Recipe for a Comet
Friday,  June 27, 2008 11:57 AM

Materials:

  • Self-seal Baggies
  • Dry Ice
  • Ammonia
  • Water
  • Dirt
  • Light Corn Syrup or Vegetable Oil
  • Cooler for dry ice
  • Tablespoons and Measuring Cups
  • Safety Goggles
  • Wet Wipes
  • Oven Mitts
  • Plastic Floor Covering

Instructions:

  1. Using oven mitts put about 1/4 cup of dry ice in a re-sealable bag. (Dry ice is available from a dry ice or carbon dioxide sales company. Do not handle this with bare hands as it is extremely cold, approximately -76 degrees F.)
  2. Add about 1/4 cup ammonia-water mixture (1 capful of ordinary household ammonia in one cup of water). This mixture will bubble and a “tail” will form as the dry ice heats up.
  3. Then add about one tablespoon of light corn syrup, vegetable oil, or colored water and a spoonful of dirt. Seal bag and shake gently.
  4. Place the bag on the plastic floor covering.
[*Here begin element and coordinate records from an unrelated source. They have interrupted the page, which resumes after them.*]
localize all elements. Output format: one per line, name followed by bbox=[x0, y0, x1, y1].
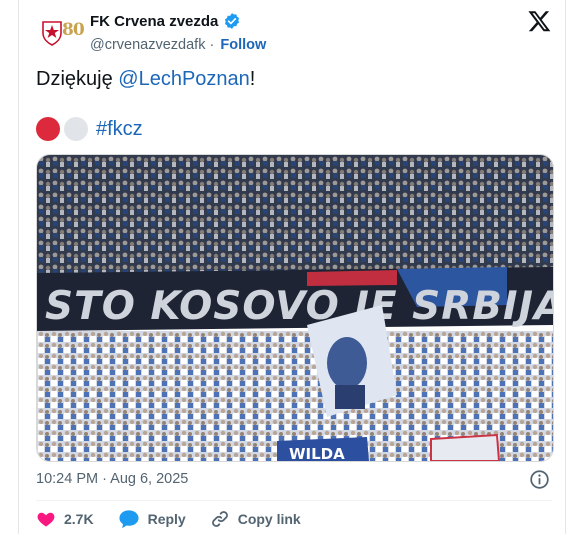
author-name-row: FK Crvena zvezda bbox=[90, 12, 241, 30]
hashtag-link[interactable]: #fkcz bbox=[96, 118, 143, 141]
tweet-text-start: Dziękuję bbox=[36, 68, 119, 90]
x-logo-icon[interactable] bbox=[527, 9, 552, 33]
mention-link[interactable]: @LechPoznan bbox=[118, 68, 250, 90]
white-circle-emoji-icon bbox=[64, 117, 88, 141]
divider bbox=[36, 500, 552, 501]
copy-link-label: Copy link bbox=[237, 511, 301, 527]
stadium-crowd-image: STO KOSOVO JE SRBIJA OV WILDA bbox=[37, 155, 553, 461]
link-icon bbox=[211, 511, 228, 527]
like-count: 2.7K bbox=[64, 511, 94, 527]
club-crest-icon bbox=[42, 21, 62, 46]
avatar[interactable]: 80 bbox=[41, 14, 93, 50]
tweet-timestamp[interactable]: 10:24 PM · Aug 6, 2025 bbox=[36, 471, 188, 487]
info-icon[interactable] bbox=[529, 469, 550, 490]
handle-separator: · bbox=[209, 37, 215, 53]
tweet-text-end: ! bbox=[249, 68, 256, 90]
tweet-text: Dziękuję @LechPoznan! bbox=[36, 68, 255, 91]
copy-link-button[interactable]: Copy link bbox=[210, 509, 301, 529]
tweet-actions: 2.7K Reply Copy link bbox=[36, 509, 325, 529]
reply-label: Reply bbox=[147, 511, 186, 527]
author-handle-row: @crvenazvezdafk · Follow bbox=[90, 37, 266, 53]
tweet-photo[interactable]: STO KOSOVO JE SRBIJA OV WILDA bbox=[36, 154, 554, 462]
red-circle-emoji-icon bbox=[36, 117, 60, 141]
author-display-name[interactable]: FK Crvena zvezda bbox=[90, 13, 218, 30]
hashtag-row: #fkcz bbox=[36, 117, 143, 141]
reply-button[interactable]: Reply bbox=[118, 509, 186, 529]
banner-text: STO KOSOVO JE SRBIJA OV bbox=[45, 284, 553, 329]
reply-bubble-icon bbox=[119, 510, 139, 529]
anniversary-number: 80 bbox=[62, 20, 85, 40]
author-handle[interactable]: @crvenazvezdafk bbox=[90, 37, 205, 53]
follow-button[interactable]: Follow bbox=[220, 37, 266, 53]
verified-badge-icon bbox=[225, 13, 240, 29]
crowd-sign-text: WILDA bbox=[289, 445, 345, 461]
like-button[interactable]: 2.7K bbox=[36, 509, 94, 529]
embedded-tweet-card: 80 FK Crvena zvezda @crvenazvezdafk · Fo… bbox=[18, 0, 566, 534]
heart-icon bbox=[37, 512, 55, 527]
Do not hold the bag after it has been shaken. The gases will expand until the bag pops - the bag will not burst unless you have shaken it too hard.
  5. The comet turns directly from a solid to a gas, which is what comets do in space when they are heated by the sun. This is called sublimation. The “tail” is gaseous carbon dioxide escaping through small holes in the frozen water. After a while, the comet will become a crater-filled ice ball as the volatile carbon dioxide sublimates.

Science:

Why does the bag pop?

A build up of carbon dioxide gas is caused as the dry ice mixture sublimates from solid to gas. (Sublimation is the process of turning a solid into a vapor or gas upon heating, which is what the dry ice is actually doing.) The water represents the water present in a comet. The ammonia represents methane and other simple liquids and gases found in comets. The corn syrup, vegetable oil, or colored water represents the compounds that contain hydrogen and carbon that are found in comets. The dirt and sand represent the carbon, dirt, and dust that are found in comets. Comets are different from one another which is why some split up and others hold together.